In this case, the conditions of the exact Algorithm 2 defined in [6] are satisfied, as for any \(m \in \mathbb {R}\) there exists U m such that for all xm, ψ(x):=α2(x)+α(x)≤U m . Moreover, ψ is lower bounded uniformly by L. Then, GPE estimators may be computed by simulating the minimum of a Brownian bridge, and simulating Bessel bridges conditionally to this minimum, as proposed by [6].

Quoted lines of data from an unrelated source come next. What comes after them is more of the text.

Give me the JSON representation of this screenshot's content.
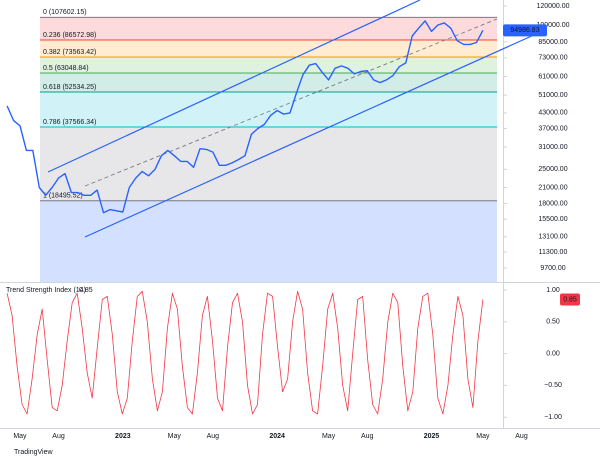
{
  "chart_data": [
    {
      "type": "line",
      "log_scale": true,
      "categories": [
        null,
        null,
        "May",
        null,
        null,
        null,
        null,
        null,
        "Aug",
        null,
        null,
        null,
        null,
        null,
        null,
        null,
        null,
        null,
        "2023",
        null,
        null,
        null,
        null,
        null,
        null,
        null,
        "May",
        null,
        null,
        null,
        null,
        null,
        "Aug",
        null,
        null,
        null,
        null,
        null,
        null,
        null,
        null,
        null,
        "2024",
        null,
        null,
        null,
        null,
        null,
        null,
        null,
        "May",
        null,
        null,
        null,
        null,
        null,
        "Aug",
        null,
        null,
        null,
        null,
        null,
        null,
        null,
        null,
        null,
        "2025",
        null,
        null,
        null,
        null,
        null,
        null,
        null,
        "May",
        null,
        null,
        null,
        null,
        null,
        "Aug",
        null,
        null,
        null
      ],
      "series": [
        {
          "color": "#2962ff",
          "values": [
            46000,
            40000,
            38000,
            30000,
            30000,
            21000,
            19500,
            21000,
            23000,
            24000,
            20000,
            20000,
            19500,
            19500,
            20500,
            16500,
            17000,
            16800,
            16600,
            21000,
            23000,
            24500,
            23500,
            25000,
            28500,
            30000,
            28500,
            27000,
            27000,
            25500,
            30500,
            30300,
            29500,
            26000,
            26000,
            26600,
            27500,
            28500,
            35000,
            37000,
            38500,
            42000,
            44000,
            42500,
            43000,
            52000,
            62000,
            68000,
            69000,
            63500,
            59000,
            66000,
            67500,
            66000,
            62500,
            64000,
            64500,
            59000,
            57500,
            59000,
            61500,
            67000,
            69500,
            90000,
            97000,
            104000,
            94000,
            100000,
            102000,
            97000,
            86000,
            83000,
            83000,
            84500,
            94986.83,
            null,
            null,
            null,
            null,
            null,
            null,
            null,
            null,
            null
          ]
        }
      ],
      "ylim": [
        8480,
        127100
      ],
      "yticks": [
        {
          "value": 120000,
          "label": "120000.00"
        },
        {
          "value": 100000,
          "label": "100000.00"
        },
        {
          "value": 85000,
          "label": "85000.00"
        },
        {
          "value": 73000,
          "label": "73000.00"
        },
        {
          "value": 61000,
          "label": "61000.00"
        },
        {
          "value": 51000,
          "label": "51000.00"
        },
        {
          "value": 43000,
          "label": "43000.00"
        },
        {
          "value": 37000,
          "label": "37000.00"
        },
        {
          "value": 31000,
          "label": "31000.00"
        },
        {
          "value": 25000,
          "label": "25000.00"
        },
        {
          "value": 21000,
          "label": "21000.00"
        },
        {
          "value": 18000,
          "label": "18000.00"
        },
        {
          "value": 15500,
          "label": "15500.00"
        },
        {
          "value": 13100,
          "label": "13100.00"
        },
        {
          "value": 11300,
          "label": "11300.00"
        },
        {
          "value": 9700,
          "label": "9700.00"
        }
      ],
      "last_price": {
        "value": 94986.83,
        "label": "94986.83"
      },
      "fib_levels": [
        {
          "label": "0 (107602.15)",
          "value": 107602.15,
          "color": "#787b86"
        },
        {
          "label": "0.236 (86572.98)",
          "value": 86572.98,
          "color": "#f23645"
        },
        {
          "label": "0.382 (73563.42)",
          "value": 73563.42,
          "color": "#ff9800"
        },
        {
          "label": "0.5 (63048.84)",
          "value": 63048.84,
          "color": "#4caf50"
        },
        {
          "label": "0.618 (52534.25)",
          "value": 52534.25,
          "color": "#089981"
        },
        {
          "label": "0.786 (37566.34)",
          "value": 37566.34,
          "color": "#00bcd4"
        },
        {
          "label": "1 (18495.52)",
          "value": 18495.52,
          "color": "#787b86"
        }
      ]
    },
    {
      "type": "line",
      "title": "Trend Strength Index (14)",
      "series": [
        {
          "color": "#f23645",
          "values": [
            0.95,
            0.6,
            -0.2,
            -0.8,
            -0.95,
            -0.4,
            0.3,
            0.7,
            -0.1,
            -0.85,
            -0.9,
            -0.5,
            0.2,
            0.8,
            0.95,
            0.4,
            -0.3,
            -0.7,
            0.1,
            0.85,
            0.9,
            0.3,
            -0.6,
            -0.95,
            -0.7,
            0.2,
            0.9,
            0.98,
            0.5,
            -0.4,
            -0.9,
            -0.6,
            0.4,
            0.95,
            0.7,
            -0.2,
            -0.85,
            -0.95,
            -0.3,
            0.6,
            0.9,
            0.2,
            -0.7,
            -0.9,
            0.1,
            0.8,
            0.95,
            0.5,
            -0.5,
            -0.95,
            -0.8,
            0.3,
            0.95,
            0.9,
            0.1,
            -0.6,
            -0.4,
            0.5,
            0.98,
            0.7,
            -0.3,
            -0.9,
            -0.95,
            -0.2,
            0.7,
            0.95,
            0.4,
            -0.5,
            -0.9,
            0.0,
            0.85,
            0.9,
            -0.1,
            -0.8,
            -0.95,
            -0.4,
            0.5,
            0.95,
            0.8,
            -0.2,
            -0.9,
            -0.6,
            0.4,
            0.9,
            0.95,
            0.3,
            -0.7,
            -0.95,
            -0.5,
            0.3,
            0.9,
            0.6,
            -0.4,
            -0.85,
            0.2,
            0.85
          ]
        }
      ],
      "ylim": [
        -1.17,
        1.11
      ],
      "yticks": [
        {
          "value": 1,
          "label": "1.00"
        },
        {
          "value": 0.5,
          "label": "0.50"
        },
        {
          "value": 0,
          "label": "0.00"
        },
        {
          "value": -0.5,
          "label": "−0.50"
        },
        {
          "value": -1,
          "label": "−1.00"
        }
      ]
    }
  ],
  "branding": "TradingView"
}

The process solution to (17) is observed regularly at times t0=0,…,t50=100 through the observation process (Y k )0≤k≤50 defined as
$$Y_{k} = X_{k} + \varepsilon_{k}\;, $$
where the (ε k )0≤k≤50 are i.i.d. \( \mathcal {N}\left (0,\sigma ^{2}_{obs}\right)\). The parameters are given by
$$\theta =(\kappa=0.1,\sigma=0.1,\gamma=1000,\sigma_{{\text{obs}}} = 2)\;. $$
In the case of the log-growth model, the estimator \(\widehat {q}_{k}(\cdot)\) defined by Eq. (14) satisfies (11), leading to a GRand PaRIS algorithm with linear complexity in the number of particles. However, the remarks about the bound \(\widehat {\sigma }_{+}^{k}\) made for the SINE model above still hold in this case. The intermediate quantity of the EM algorithm is evaluated as for the SINE model, see Figs. 3, 9, and 10.
Fig. 9

Log-growth model - bias. Distribution of the empirical absolute relative bias

Fig. 10

Log-growth model - variance. Distribution of the empirical absolute coefficient of variation

The results for the fixed-lag technique are similar to the ones presented in [27, Figure 1] using the same model. For small lags, the variance of the estimates is small, but the estimation is highly biased. The bias rapidly decreases as the lag increases, together with a great increase of variance. Again, the GRand PaRIS algorithm outperforms the fixed lag smoother as it shows a similar (vanishing) bias as the fixed lag for the largest lag and a smaller variance than the fixed lags estimates with negligible bias.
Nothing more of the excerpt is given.